Leuchtfackeln und Parolen in der Innenstadt
Die Silvesterdemo in der Stuttgarter Innenstadt begann um 21 Uhr an der Uni Mitte. Die Route führte vorbei an der türkischen IS-Bank und der zentralen Polizeiwache.
DemoteilnehmerInnen beklebten die Fassade des baden-württembergischen Integrationsministeriums mit Plakaten. Auf ihnen wurde gegen die Abschiebe- und Abschottungspolitik von Bund und Ländern protestiert und auf einen strukturellen staatlichen Rassismus hingewiesen. Weitere Lautsprecherdurchsagen auf der Route galten dem Radiosender BigFm und der Ziraat-Bank.
Strategie der Demo-OrganisatorInnen ging auf
Vorübergehend wich der Demozug von der angemeldeten Route ab, die durch Seitenstraßen führen sollte, und lief durch die Königsstraße. Er kehrte aber nach kurzer Zeit wieder auf die angemeldete Route zurück.

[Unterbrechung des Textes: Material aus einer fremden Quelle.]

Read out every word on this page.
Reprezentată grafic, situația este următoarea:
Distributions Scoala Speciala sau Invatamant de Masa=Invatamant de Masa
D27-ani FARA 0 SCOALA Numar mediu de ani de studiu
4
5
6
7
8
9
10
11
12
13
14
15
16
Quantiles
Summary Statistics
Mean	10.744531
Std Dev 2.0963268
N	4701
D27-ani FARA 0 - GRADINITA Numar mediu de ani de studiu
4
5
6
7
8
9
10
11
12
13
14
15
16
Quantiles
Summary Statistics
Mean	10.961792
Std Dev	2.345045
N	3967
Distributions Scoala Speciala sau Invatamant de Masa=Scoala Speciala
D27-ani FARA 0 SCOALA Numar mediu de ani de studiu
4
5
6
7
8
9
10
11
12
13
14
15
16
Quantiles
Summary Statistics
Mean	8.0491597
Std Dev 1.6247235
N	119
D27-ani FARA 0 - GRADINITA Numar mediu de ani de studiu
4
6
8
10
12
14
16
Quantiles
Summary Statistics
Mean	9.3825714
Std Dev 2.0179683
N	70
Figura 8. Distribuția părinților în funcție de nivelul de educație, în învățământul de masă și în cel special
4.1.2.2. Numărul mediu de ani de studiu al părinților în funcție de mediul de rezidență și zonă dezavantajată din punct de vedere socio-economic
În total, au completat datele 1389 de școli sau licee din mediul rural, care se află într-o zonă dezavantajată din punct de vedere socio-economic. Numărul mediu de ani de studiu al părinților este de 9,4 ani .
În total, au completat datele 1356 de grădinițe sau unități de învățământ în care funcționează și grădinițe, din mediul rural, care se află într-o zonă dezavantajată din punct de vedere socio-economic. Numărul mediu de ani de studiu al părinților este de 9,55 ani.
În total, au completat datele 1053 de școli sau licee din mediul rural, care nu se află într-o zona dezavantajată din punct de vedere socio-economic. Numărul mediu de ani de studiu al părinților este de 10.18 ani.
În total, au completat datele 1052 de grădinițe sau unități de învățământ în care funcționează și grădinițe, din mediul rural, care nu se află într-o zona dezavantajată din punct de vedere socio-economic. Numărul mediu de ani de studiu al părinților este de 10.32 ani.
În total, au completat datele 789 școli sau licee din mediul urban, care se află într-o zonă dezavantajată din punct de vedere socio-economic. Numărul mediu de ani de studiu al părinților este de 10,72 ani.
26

Bei einer Stuttgarter „revolutionären 1. Mai-Demo“ griff die Polizei die Demonstrationsspitze an und veranstaltete eine Knüppel-Orgie. Als Begründung hierfür wurde die Vermummung mittels eines Überkopf-Transparents angeführt. Als die DemonstrantInnen nun die Polizeiwache erreichten, hielten sie kurz an und brachten wiederum ein Überkopf-Transparent zum Einsatz. Es wurde diverses Feuerwerk gezündet und Farbe versprüht. Ein Aktivist erklärte der Beobachter News, dass man sich mit dieser Aktion für den Einsatz bei der besagten 1.Mai-Demo bei der Polizei „bedanken“ wolle.
Kurz danach beendeten die TeilnehmerInnen die Demonstration vorzeitig an einer größeren Kreuzung. Sie wollten vermeiden, am eigentlich vorgesehenen Endpunkt von Polizisten aufgegriffen zu werden. Es gab während der Demonstration keine Festnahmen, was die OrganisatorInnen auf die spontane Routenänderung, aber auch auf die vorzeitige Auflösung zurückführten. Sie zogen trotz einer vergleichsweise niedrigen Zahl von TeilnehmerInnen eine positive Bilanz ihres Protests.